Morreram dois milhões de pacientes nesses procedimentos e cerca de sete milhões apresentaram complicações, sendo que 50% das mesmas foram consideradas evitáveis. Cifras inadmissíveis no Século XXI levaram a OMS e a Universidade Harvard a iniciar uma campanha mundial (Cirurgia Segura Salva Vidas).
                
Foi estabelecida a meta de, até o ano de 2020, reduzir a infecção do sítio cirúrgico em 25%, que implica a elevação da permanência hospitalar em 10 a 15 dias, aumento do risco de re-hospitalização em cinco vezes e de necessidade de Terapia Intensiva (1,6%). Ainda duplica a mortalidade e tem um custo estimado nos Estados Unidos de 10 bilhões de dólares por ano. O Brasil participa desta Força Tarefa, através da ANVISA, OPAS e MS.
            
Cirurgia Segura

  • Objetivo 1: A equipe operará o paciente certo e o local cirúrgico certo
  • Objetivo 2: A equipe usará métodos conhecidos para impedir danos na administração de anestésicos, enquanto protege o paciente da dor
  • Objetivo 3: A equipe reconhecerá e estará efetivamente preparada para perda de via aérea ou de função respiratória que ameacem a vida
  • Objetivo 4: A equipe reconhecerá e estará efetivamente preparada para o risco de grandes perdas sanguíneas
  • Objetivo 5: A equipe evitará a indução de reação adversa a drogas ou reação alérgica sabidamente de risco ao paciente
  • Objetivo 6: A equipe usará, de maneira sistemática, métodos conhecidos para minimizar o risco de infecção do sítio cirúrgico
  • Objetivo 7: A equipe impedirá a retenção inadvertida de compressas ou instrumentos nas feridas cirúrgicas
  • Objetivo 8: A equipe manterá seguros e identificará precisamente todos os espécimes cirúrgicos
  • Objetivo 9: A equipe se comunicará efetivamente e trocará informações críticas para a condução segura da operação
  • Objetivo 10: Os hospitais e os sistemas de saúde pública estabelecerão vigilância de rotina sobre a capacidade, volume e resultados cirúrgicos
            
Os processos de segurança tiveram um grande avanço nos últimos 30 anos.
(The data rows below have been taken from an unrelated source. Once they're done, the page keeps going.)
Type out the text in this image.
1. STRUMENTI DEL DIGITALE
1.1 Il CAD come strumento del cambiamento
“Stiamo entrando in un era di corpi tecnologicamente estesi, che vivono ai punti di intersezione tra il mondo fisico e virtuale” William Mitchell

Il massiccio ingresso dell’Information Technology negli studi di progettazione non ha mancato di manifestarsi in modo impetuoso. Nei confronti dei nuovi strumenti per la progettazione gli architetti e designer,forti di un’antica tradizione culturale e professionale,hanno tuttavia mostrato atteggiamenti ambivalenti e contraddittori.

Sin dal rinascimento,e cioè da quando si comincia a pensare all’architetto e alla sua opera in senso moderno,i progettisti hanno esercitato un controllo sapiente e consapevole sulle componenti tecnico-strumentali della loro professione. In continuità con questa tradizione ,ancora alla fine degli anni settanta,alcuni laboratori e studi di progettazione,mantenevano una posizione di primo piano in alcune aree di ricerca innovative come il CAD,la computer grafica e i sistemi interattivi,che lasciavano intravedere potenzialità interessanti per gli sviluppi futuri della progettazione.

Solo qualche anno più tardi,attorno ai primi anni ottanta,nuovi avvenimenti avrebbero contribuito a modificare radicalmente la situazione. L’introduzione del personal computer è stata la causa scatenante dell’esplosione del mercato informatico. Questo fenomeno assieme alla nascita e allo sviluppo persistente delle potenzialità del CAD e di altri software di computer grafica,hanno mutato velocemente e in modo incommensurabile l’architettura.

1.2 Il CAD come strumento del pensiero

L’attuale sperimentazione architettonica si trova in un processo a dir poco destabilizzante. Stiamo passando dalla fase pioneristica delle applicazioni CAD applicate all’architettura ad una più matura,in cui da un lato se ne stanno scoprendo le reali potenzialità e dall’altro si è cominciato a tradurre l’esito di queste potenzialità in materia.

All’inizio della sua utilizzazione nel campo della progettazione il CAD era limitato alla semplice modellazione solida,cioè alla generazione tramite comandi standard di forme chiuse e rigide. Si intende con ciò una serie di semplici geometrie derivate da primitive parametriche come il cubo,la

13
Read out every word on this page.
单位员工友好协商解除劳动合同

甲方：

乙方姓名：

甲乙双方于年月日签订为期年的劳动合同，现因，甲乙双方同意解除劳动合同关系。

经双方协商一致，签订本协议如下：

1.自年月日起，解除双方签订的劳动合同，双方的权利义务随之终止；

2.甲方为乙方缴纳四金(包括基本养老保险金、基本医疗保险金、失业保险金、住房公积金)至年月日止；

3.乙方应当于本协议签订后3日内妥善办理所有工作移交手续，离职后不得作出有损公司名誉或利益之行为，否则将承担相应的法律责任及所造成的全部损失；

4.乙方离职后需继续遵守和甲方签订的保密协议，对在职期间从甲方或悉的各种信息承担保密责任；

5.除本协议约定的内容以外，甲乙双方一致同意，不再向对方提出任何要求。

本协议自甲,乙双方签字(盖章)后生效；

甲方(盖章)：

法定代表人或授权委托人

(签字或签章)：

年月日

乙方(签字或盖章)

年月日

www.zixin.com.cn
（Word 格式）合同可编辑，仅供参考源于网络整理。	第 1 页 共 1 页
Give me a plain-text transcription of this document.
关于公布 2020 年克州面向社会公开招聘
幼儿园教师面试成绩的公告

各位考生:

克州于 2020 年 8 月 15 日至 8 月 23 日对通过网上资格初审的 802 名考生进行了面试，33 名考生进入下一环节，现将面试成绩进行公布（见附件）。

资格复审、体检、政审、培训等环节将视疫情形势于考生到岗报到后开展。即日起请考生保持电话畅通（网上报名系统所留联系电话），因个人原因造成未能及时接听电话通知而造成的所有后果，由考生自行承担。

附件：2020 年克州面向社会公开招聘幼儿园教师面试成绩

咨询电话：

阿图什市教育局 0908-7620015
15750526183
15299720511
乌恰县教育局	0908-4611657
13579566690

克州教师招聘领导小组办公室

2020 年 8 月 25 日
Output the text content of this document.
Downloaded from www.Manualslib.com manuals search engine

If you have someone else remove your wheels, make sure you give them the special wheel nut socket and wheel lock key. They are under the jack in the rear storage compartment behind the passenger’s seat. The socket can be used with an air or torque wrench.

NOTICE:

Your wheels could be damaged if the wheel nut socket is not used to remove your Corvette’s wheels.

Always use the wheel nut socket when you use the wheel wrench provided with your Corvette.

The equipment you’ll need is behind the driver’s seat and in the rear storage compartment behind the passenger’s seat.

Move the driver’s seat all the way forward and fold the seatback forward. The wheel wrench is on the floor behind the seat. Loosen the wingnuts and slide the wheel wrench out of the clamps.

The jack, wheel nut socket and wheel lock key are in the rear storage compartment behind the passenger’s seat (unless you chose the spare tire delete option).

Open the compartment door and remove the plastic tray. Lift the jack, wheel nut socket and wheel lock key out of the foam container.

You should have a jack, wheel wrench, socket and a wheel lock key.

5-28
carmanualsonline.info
A instalação e o funcionamento das Usinas Nucleares, a NASA após acidentes com vários lançamentos e voos tripulados evoluíram muito na segurança. A prospecção de águas profundas pela Petrobras também detêm expertise reconhecida na segurança.
             
A aviação civil é outro segmento que desenvolveu expressivo aumento da segurança. A mortalidade é de cerca de um passageiro para mais de um milhão. O valor do acaso (p) que em Medicina é de 0,05, em aeronáutica é de 10 elevado a potência 6.
            
No entanto, de cada 300 pacientes admitidos nos Hospitais, um vai a óbito.  Mais de 50% destes pacientes são cirúrgicos e evitáveis.
                
Hemocentros e a Anestesia foram pioneiros na cultura da segurança.
               
 Década de 70: 1 óbito para cada 5.000 anestesias.
              
Ano 2000: a mortalidade é de um paciente para 250.000 anestesias, com a adoção do check list anestésico.
                
Ano 2000 na África Sub-Saariana: 1 óbito para 100 anestesias.
Incidência desses eventos é de 7,6% em hospitais de ensino do Rio, sendo que a maioria das ocorrências poderia ter sido evitada.
Estados Unidos, Austrália, Nova Zelândia, França, Inglaterra, Dinamarca, Canadá e Espanha: a incidência de eventos adversos em hospitais variou de 2,9% a 16,6%.
               
No Brasil, 66,7% poderia ter sido prevenido. Este percentual é elevado, se comparado ao de outros países, como França (27,6%), Canadá (37%) e Dinamarca (40,4%). Portanto, a segurança é baixa em nosso país.

Criado o PROQUALIS

Em 1º de dezembro de 2009 comemorou-se o décimo aniversário do relatório internacional sobre erros no cuidado de saúde, iniciando a fase moderna de atenção em saúde. Com padrões de acreditação mais estritos e maiores exigências sobre a notificação de erros, os hospitais passaram a focar mais na segurança do atendimento. Estamos recentemente encontrando o equilíbrio entre a "ausência de culpa" e a responsabilidade na prestação de contas.  Aqui no Brasil o PROQUALIS / MS é a iniciativa emblemática.

Fontes:
Edmundo Ferraz, Colégio Brasileiro de Cirurgiões, PE,  2012
HEALTH AFFAIRS;29(1): 165-173, 2010.
Patient safety at ten: unmistakable progress, troubling gaps
Walter Mendes, pesquisador da Escola Nacional de Saúde Pública (Ensp) da Fiocruz.